Le Conseil relève en outre – un peu rapidement - que notre droit prend en considération les règles de santé publique.

Il n’y a donc pas lieu à censurer les articles L.222-6 et L 147-6 du code de l’action sociale et des familles comme le lui demandait Mathieu E. à travers une Question Prioritaire de Constitutionnalité qui voulait voir mettre à bat cette législation sur l’accouchement sous  X que nous sommes le seul pays d’Europe avec le Luxembourg à posséder.

Cette décision des juges constitutionnels, qualifiés couramment de Sages, m’apparaît doublement contestable.

D’abord parce que l’équilibre n’est pas un objectif en soi. Et encore moins quand il se fait au détriment d’un droit fondamental, en l’espèce le droit de tout à chacun à connaitre son histoire. Nombre de personnes entendent répondre à cette question-clé pour elles : « D’où je viens ? », quand ce n’est pas : « Où vais-je ? ». C’est la question de la vie et de la mort qui hante tant ces enfants délaissés même si ensuite ils ont pu s’inscrire dans une famille. Ils vivent mal qu’on leur taise leur passé.

Tous ne veulent pas y accéder, mais quand ils entendent satisfaire leur interrogation ils ne supportent pas que certains – l’Etat et ses acteurs pensent-ils- leur scellent des informations qu’ils estiment leur appartenir. De fait l’histoire de l’enfant n’appartient pas qu’à son père et à sa mère mais elle lui appartient également. Et l’enfant, tout en entendant que sa conception et sa naissance ont pu être des périodes délicates pour ne pas dire plus pour sa mère, n’a pas demandé à se trouver dans cette situation.

En quatre décennies j’ai rencontré nombre de personnes largement adultes qui portaient encore les stigmates de cette zone d’ombre sur leur vie au point d’en être singulièrement perturbées. Ces personnes peuvent entendre que leur géniteurs n’aient pas pu les assumer, mais pas au prix de les nier dans leur identité. L’accouchement sous « x » ne s’impose pas. On peut garantir la confidentialité de la naissance et veiller à ce que l’enfant s’inscrive dans une autre famille sans l'amputer de son histoire

La décision du Conseil constitutionnel est également contestable, voire encore plus critiquable,  quand elle va jusqu'à nier que l’enfant ait un droit à connaître ses origines. Le Conseil constitutionnel parle de l’intérêt de l’enfant à savoir quels sont ses géniteurs mais de là à lui reconnaître un droit, il y a une marge. Il faut reconnaitre que de la même manière il estime qu’accoucher anonymement n’est pas un droit, mais là encore dans certaines situations ce peut être de l’intérêt de la femme ; Il faut lui en ménager la possibilité. Le commentaire officiel qui accompagne la décision est explicité : « En évoquant les « intérêts » et non les « droits », le Conseil constitutionnel a souligné que les disposions relatives au droit de la femme d’accoucher sous X et celles relatives au droit de l’enfant de connaitre ses origines personnelles ne relèvent pas d’exigences constitutionnelles ».

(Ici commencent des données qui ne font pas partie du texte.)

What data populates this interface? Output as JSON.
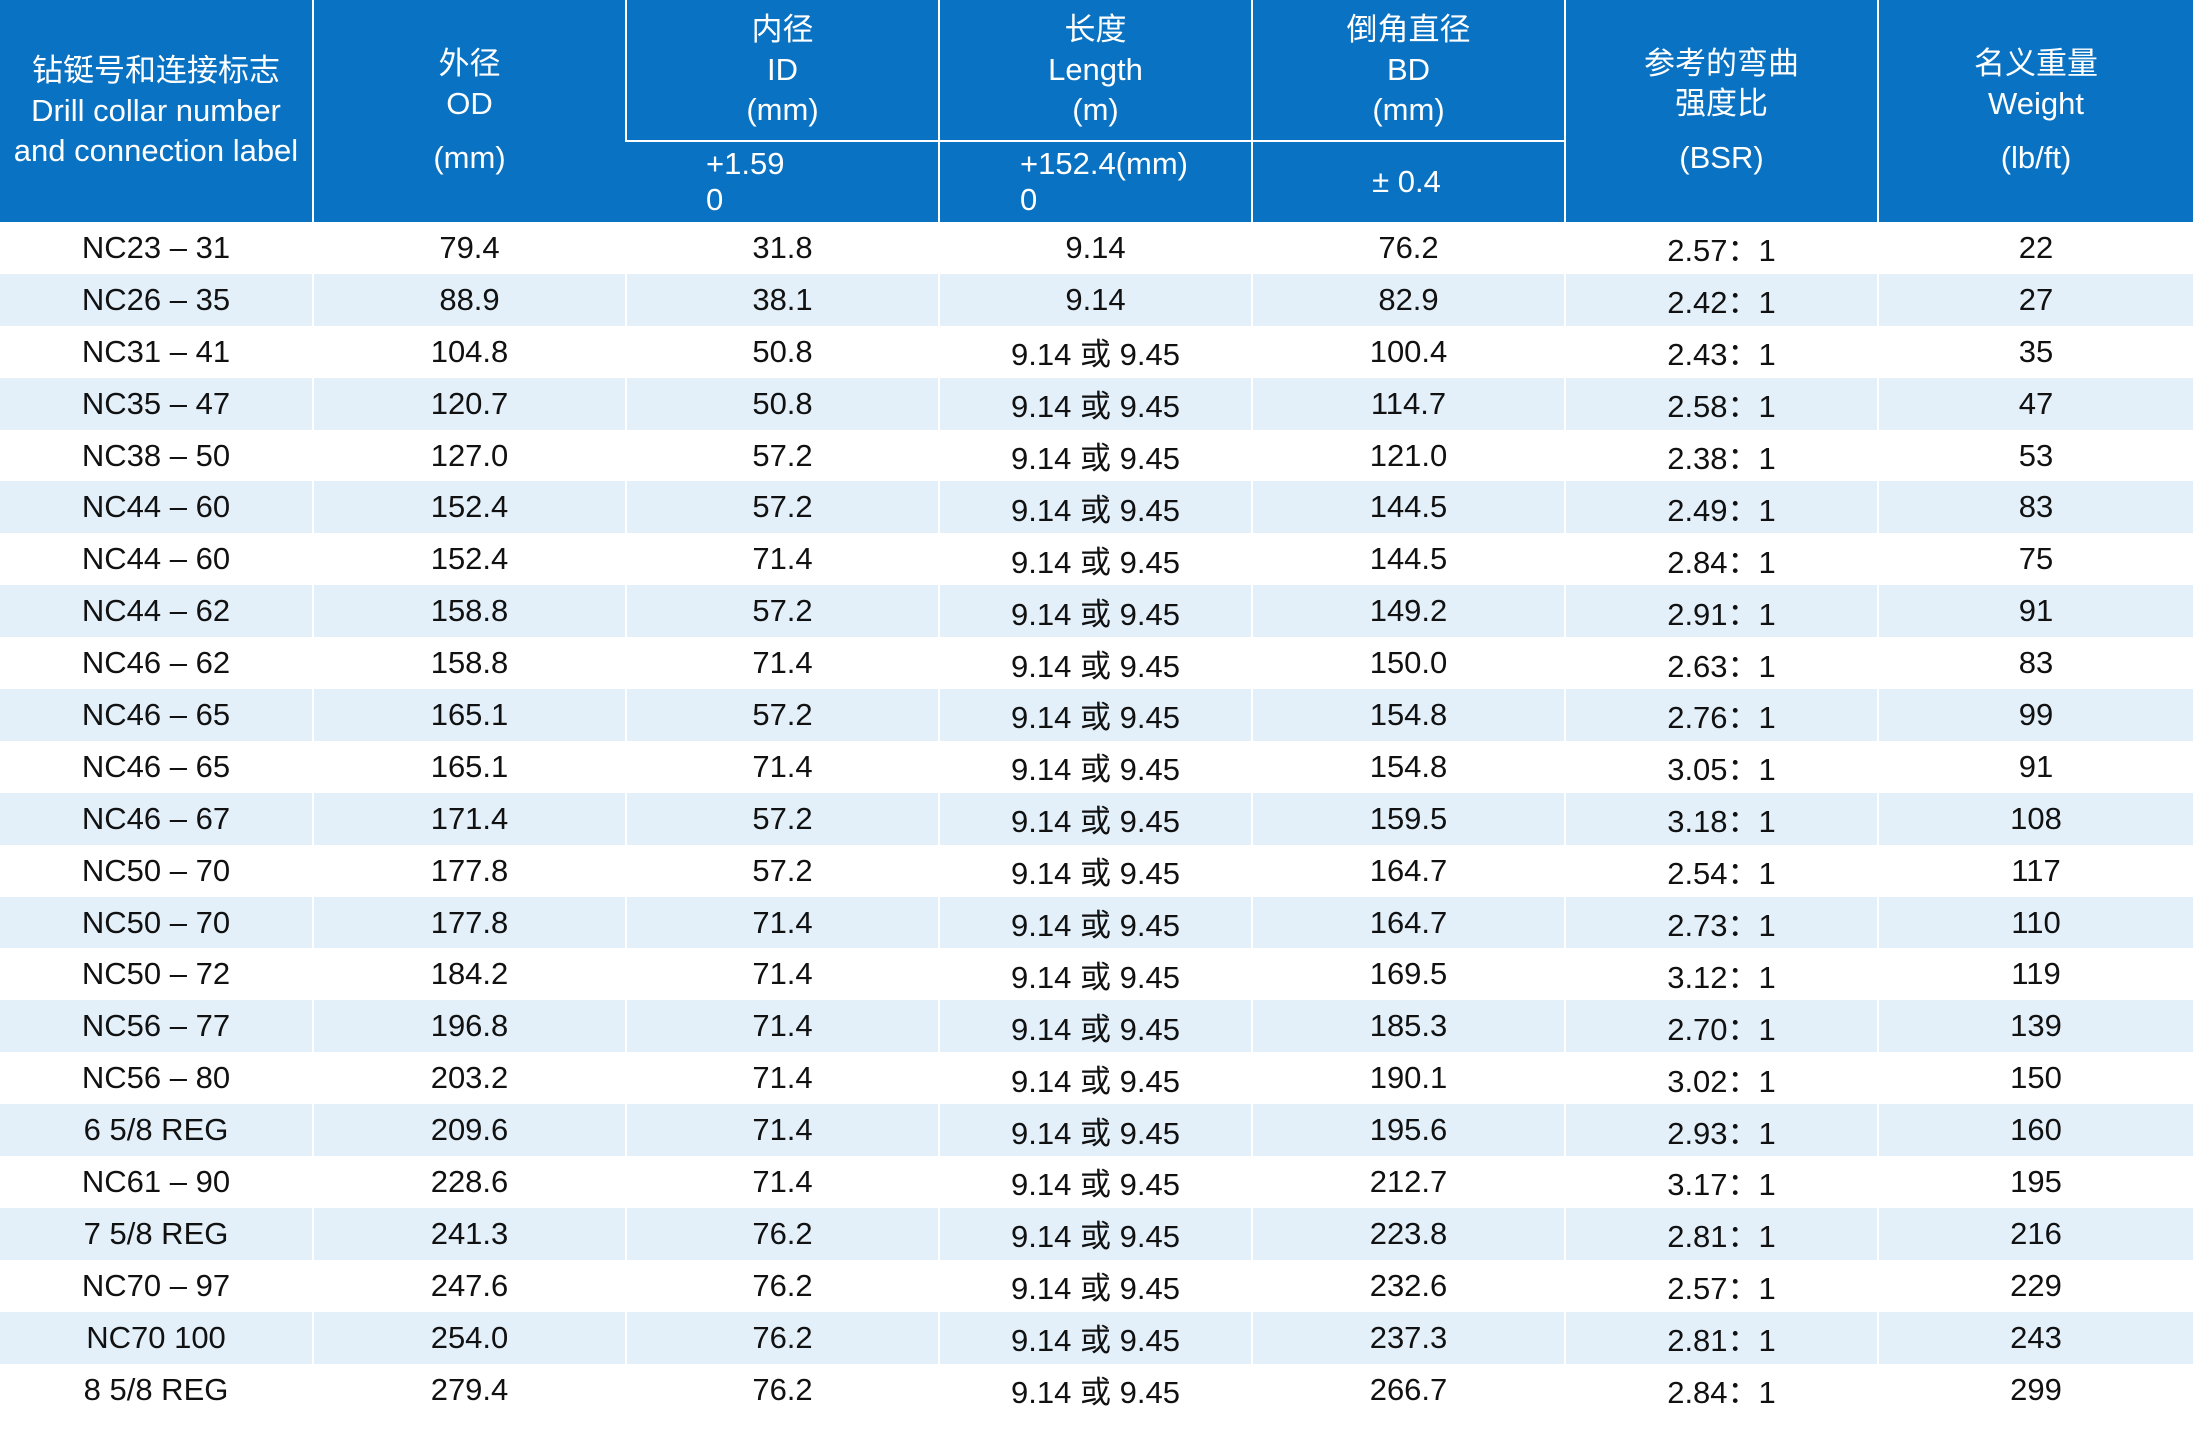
{
  "header": {
    "col1": {
      "zh": "钻铤号和连接标志",
      "en1": "Drill collar number",
      "en2": "and connection label"
    },
    "col2": {
      "zh": "外径",
      "en": "OD",
      "unit": "(mm)"
    },
    "col3": {
      "zh": "内径",
      "en": "ID",
      "unit": "(mm)",
      "tol1": "+1.59",
      "tol2": "0"
    },
    "col4": {
      "zh": "长度",
      "en": "Length",
      "unit": "(m)",
      "tol1": "+152.4(mm)",
      "tol2": "0"
    },
    "col5": {
      "zh": "倒角直径",
      "en": "BD",
      "unit": "(mm)",
      "tol": "± 0.4"
    },
    "col6": {
      "zh1": "参考的弯曲",
      "zh2": "强度比",
      "unit": "(BSR)"
    },
    "col7": {
      "zh": "名义重量",
      "en": "Weight",
      "unit": "(lb/ft)"
    }
  },
  "rows": [
    [
      "NC23 – 31",
      "79.4",
      "31.8",
      "9.14",
      "76.2",
      "2.57：1",
      "22"
    ],
    [
      "NC26 – 35",
      "88.9",
      "38.1",
      "9.14",
      "82.9",
      "2.42：1",
      "27"
    ],
    [
      "NC31 – 41",
      "104.8",
      "50.8",
      "9.14 或 9.45",
      "100.4",
      "2.43：1",
      "35"
    ],
    [
      "NC35 – 47",
      "120.7",
      "50.8",
      "9.14 或 9.45",
      "114.7",
      "2.58：1",
      "47"
    ],
    [
      "NC38 – 50",
      "127.0",
      "57.2",
      "9.14 或 9.45",
      "121.0",
      "2.38：1",
      "53"
    ],
    [
      "NC44 – 60",
      "152.4",
      "57.2",
      "9.14 或 9.45",
      "144.5",
      "2.49：1",
      "83"
    ],
    [
      "NC44 – 60",
      "152.4",
      "71.4",
      "9.14 或 9.45",
      "144.5",
      "2.84：1",
      "75"
    ],
    [
      "NC44 – 62",
      "158.8",
      "57.2",
      "9.14 或 9.45",
      "149.2",
      "2.91：1",
      "91"
    ],
    [
      "NC46 – 62",
      "158.8",
      "71.4",
      "9.14 或 9.45",
      "150.0",
      "2.63：1",
      "83"
    ],
    [
      "NC46 – 65",
      "165.1",
      "57.2",
      "9.14 或 9.45",
      "154.8",
      "2.76：1",
      "99"
    ],
    [
      "NC46 – 65",
      "165.1",
      "71.4",
      "9.14 或 9.45",
      "154.8",
      "3.05：1",
      "91"
    ],
    [
      "NC46 – 67",
      "171.4",
      "57.2",
      "9.14 或 9.45",
      "159.5",
      "3.18：1",
      "108"
    ],
    [
      "NC50 – 70",
      "177.8",
      "57.2",
      "9.14 或 9.45",
      "164.7",
      "2.54：1",
      "117"
    ],
    [
      "NC50 – 70",
      "177.8",
      "71.4",
      "9.14 或 9.45",
      "164.7",
      "2.73：1",
      "110"
    ],
    [
      "NC50 – 72",
      "184.2",
      "71.4",
      "9.14 或 9.45",
      "169.5",
      "3.12：1",
      "119"
    ],
    [
      "NC56 – 77",
      "196.8",
      "71.4",
      "9.14 或 9.45",
      "185.3",
      "2.70：1",
      "139"
    ],
    [
      "NC56 – 80",
      "203.2",
      "71.4",
      "9.14 或 9.45",
      "190.1",
      "3.02：1",
      "150"
    ],
    [
      "6 5/8 REG",
      "209.6",
      "71.4",
      "9.14 或 9.45",
      "195.6",
      "2.93：1",
      "160"
    ],
    [
      "NC61 – 90",
      "228.6",
      "71.4",
      "9.14 或 9.45",
      "212.7",
      "3.17：1",
      "195"
    ],
    [
      "7 5/8 REG",
      "241.3",
      "76.2",
      "9.14 或 9.45",
      "223.8",
      "2.81：1",
      "216"
    ],
    [
      "NC70 – 97",
      "247.6",
      "76.2",
      "9.14 或 9.45",
      "232.6",
      "2.57：1",
      "229"
    ],
    [
      "NC70  100",
      "254.0",
      "76.2",
      "9.14 或 9.45",
      "237.3",
      "2.81：1",
      "243"
    ],
    [
      "8 5/8 REG",
      "279.4",
      "76.2",
      "9.14 或 9.45",
      "266.7",
      "2.84：1",
      "299"
    ]
  ]
}
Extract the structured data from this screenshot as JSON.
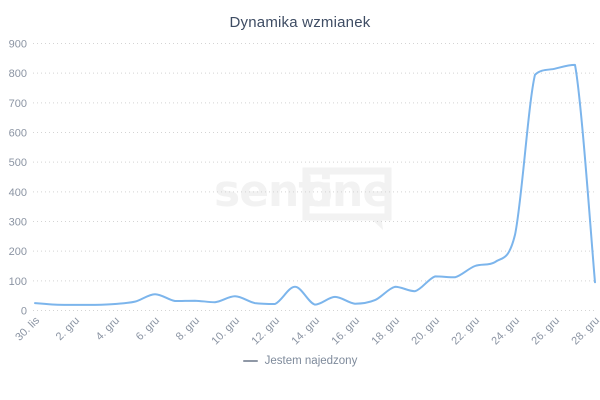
{
  "title": "Dynamika wzmianek",
  "legend": {
    "series_label": "Jestem najedzony"
  },
  "watermark": {
    "text_left": "senti",
    "text_right": "one"
  },
  "colors": {
    "line": "#7cb5ec",
    "title_text": "#3e4c63",
    "axis_label": "#8b94a3",
    "grid": "#d4d4d4",
    "legend_text": "#7e8a9b",
    "legend_marker": "#8f98a6",
    "watermark": "#f2f2f2",
    "background": "#ffffff"
  },
  "chart_data": {
    "type": "line",
    "title": "Dynamika wzmianek",
    "categories": [
      "30. lis",
      "1. gru",
      "2. gru",
      "3. gru",
      "4. gru",
      "5. gru",
      "6. gru",
      "7. gru",
      "8. gru",
      "9. gru",
      "10. gru",
      "11. gru",
      "12. gru",
      "13. gru",
      "14. gru",
      "15. gru",
      "16. gru",
      "17. gru",
      "18. gru",
      "19. gru",
      "20. gru",
      "21. gru",
      "22. gru",
      "23. gru",
      "24. gru",
      "25. gru",
      "26. gru",
      "27. gru",
      "28. gru"
    ],
    "x_tick_every": 2,
    "x_tick_labels": [
      "30. lis",
      "2. gru",
      "4. gru",
      "6. gru",
      "8. gru",
      "10. gru",
      "12. gru",
      "14. gru",
      "16. gru",
      "18. gru",
      "20. gru",
      "22. gru",
      "24. gru",
      "26. gru",
      "28. gru"
    ],
    "series": [
      {
        "name": "Jestem najedzony",
        "color": "#7cb5ec",
        "values": [
          25,
          20,
          19,
          19,
          22,
          30,
          55,
          32,
          33,
          28,
          48,
          25,
          22,
          80,
          20,
          46,
          23,
          35,
          80,
          65,
          115,
          112,
          150,
          163,
          255,
          795,
          815,
          828,
          95
        ]
      }
    ],
    "ylim": [
      0,
      900
    ],
    "y_tick_step": 100,
    "ylabel": "",
    "xlabel": "",
    "grid": "dotted-horizontal",
    "legend_position": "bottom-center",
    "curve": "spline"
  }
}
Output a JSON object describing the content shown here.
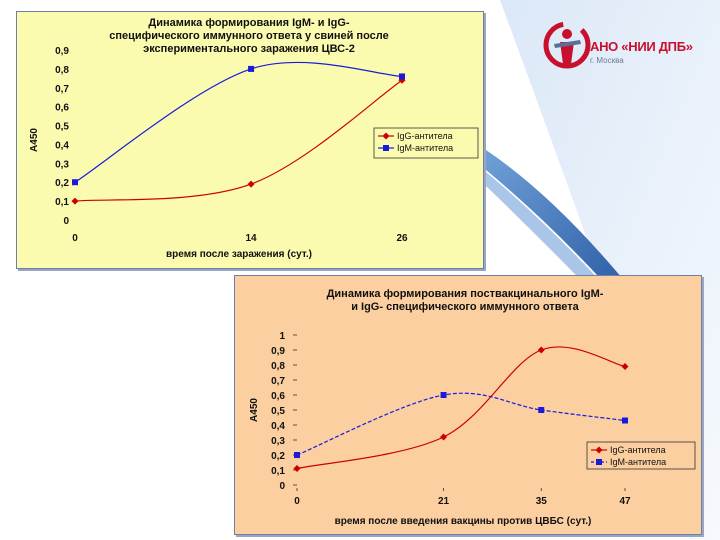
{
  "colors": {
    "ig_g": "#cc0000",
    "ig_m": "#1a1adc",
    "chart1_bg": "#fbfbb0",
    "chart2_bg": "#fccfa0",
    "slide_accent": "#2f6db3"
  },
  "logo": {
    "name": "АНО «НИИ ДПБ»",
    "city": "г. Москва"
  },
  "chart_data": [
    {
      "type": "line",
      "title_lines": [
        "Динамика формирования IgM- и IgG-",
        "специфического иммунного ответа у свиней после",
        "экспериментального заражения ЦВС-2"
      ],
      "xlabel": "время после заражения (сут.)",
      "ylabel": "A450",
      "x": [
        0,
        14,
        26
      ],
      "x_tick_labels": [
        "0",
        "14",
        "26"
      ],
      "ylim": [
        0,
        0.9
      ],
      "y_ticks": [
        0,
        0.1,
        0.2,
        0.3,
        0.4,
        0.5,
        0.6,
        0.7,
        0.8,
        0.9
      ],
      "y_tick_labels": [
        "0",
        "0,1",
        "0,2",
        "0,3",
        "0,4",
        "0,5",
        "0,6",
        "0,7",
        "0,8",
        "0,9"
      ],
      "legend_position": "right",
      "series": [
        {
          "name": "IgG-антитела",
          "values": [
            0.1,
            0.19,
            0.74
          ],
          "marker": "diamond",
          "dash": "solid"
        },
        {
          "name": "IgM-антитела",
          "values": [
            0.2,
            0.8,
            0.76
          ],
          "marker": "square",
          "dash": "solid"
        }
      ]
    },
    {
      "type": "line",
      "title_lines": [
        "Динамика формирования поствакцинального IgM-",
        "и IgG- специфического иммунного ответа"
      ],
      "xlabel": "время после введения вакцины против ЦВБС (сут.)",
      "ylabel": "A450",
      "x": [
        0,
        21,
        35,
        47
      ],
      "x_tick_labels": [
        "0",
        "21",
        "35",
        "47"
      ],
      "ylim": [
        0,
        1
      ],
      "y_ticks": [
        0,
        0.1,
        0.2,
        0.3,
        0.4,
        0.5,
        0.6,
        0.7,
        0.8,
        0.9,
        1
      ],
      "y_tick_labels": [
        "0",
        "0,1",
        "0,2",
        "0,3",
        "0,4",
        "0,5",
        "0,6",
        "0,7",
        "0,8",
        "0,9",
        "1"
      ],
      "legend_position": "bottom-right",
      "series": [
        {
          "name": "IgG-антитела",
          "values": [
            0.11,
            0.32,
            0.9,
            0.79
          ],
          "marker": "diamond",
          "dash": "solid"
        },
        {
          "name": "IgM-антитела",
          "values": [
            0.2,
            0.6,
            0.5,
            0.43
          ],
          "marker": "square",
          "dash": "dashed"
        }
      ]
    }
  ]
}
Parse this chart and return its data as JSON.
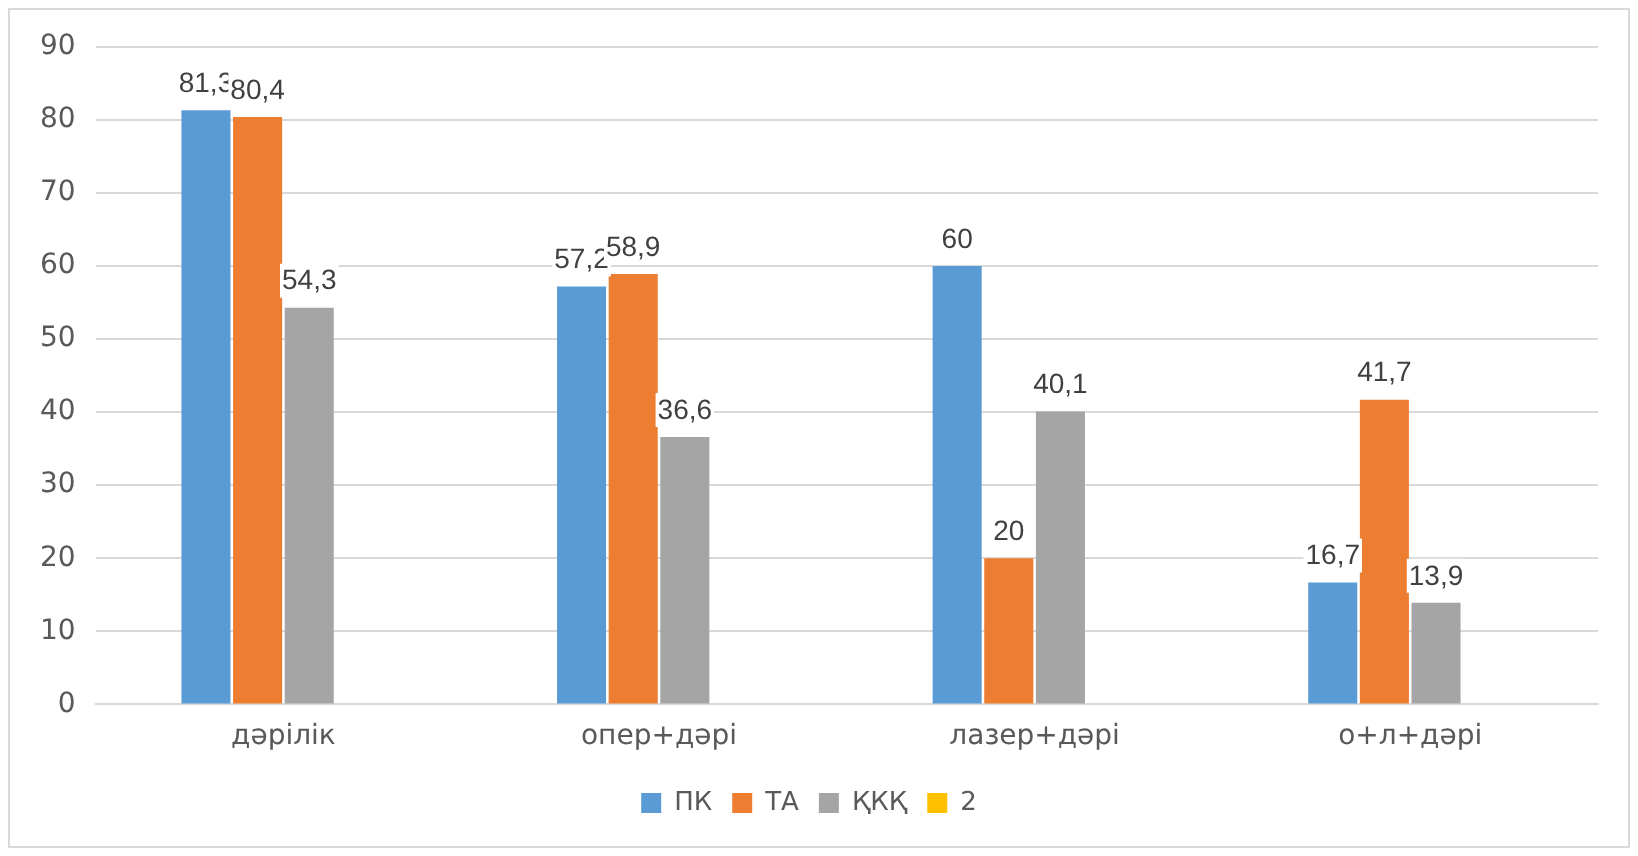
{
  "chart_data": {
    "type": "bar",
    "categories": [
      "дәрілік",
      "опер+дәрі",
      "лазер+дәрі",
      "о+л+дәрі"
    ],
    "series": [
      {
        "name": "ПК",
        "color": "#5b9bd5",
        "values": [
          81.3,
          57.2,
          60,
          16.7
        ],
        "value_labels": [
          "81,3",
          "57,2",
          "60",
          "16,7"
        ]
      },
      {
        "name": "ТА",
        "color": "#ed7d31",
        "values": [
          80.4,
          58.9,
          20,
          41.7
        ],
        "value_labels": [
          "80,4",
          "58,9",
          "20",
          "41,7"
        ]
      },
      {
        "name": "ҚКҚ",
        "color": "#a5a5a5",
        "values": [
          54.3,
          36.6,
          40.1,
          13.9
        ],
        "value_labels": [
          "54,3",
          "36,6",
          "40,1",
          "13,9"
        ]
      },
      {
        "name": "2",
        "color": "#ffc000",
        "values": [
          null,
          null,
          null,
          null
        ]
      }
    ],
    "ylim": [
      0,
      90
    ],
    "yticks": [
      0,
      10,
      20,
      30,
      40,
      50,
      60,
      70,
      80,
      90
    ],
    "grid": "y",
    "legend": "bottom"
  }
}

Cette double critique se comprend mieux si l’on constate qu’aucune référence n’est faite par le Conseil Constitutionnel à la Convention internationale sur les droits de l’enfant (CIDE). Or tout étudiant de deuxième année de droit sait qu’un traité dument ratifié par la France comme l’est la Convention des nations unies relatives aux droits de l’enfant a valeur constitutionnelle. Ce sont les termes de l’article 55 de la constitution.

Il n’est pas inutile de restituer ici les termes de l’article 7 de la CIDE

« 1.    L'enfant est enregistré aussitôt sa naissance et a dès celle-ci le droit à un nom, le droit d'acquérir une nationalité et, dans la mesure du possible, le droit de connaître ses parents et d'être élevé par eux.

2.       Les Etats parties veillent à mettre ces droits en œuvre conformément à leur législation nationale et aux obligations que leur imposent les instruments internationaux applicables en la matière, en particulier dans les cas où faute de cela l'enfant se trouverait apatride. »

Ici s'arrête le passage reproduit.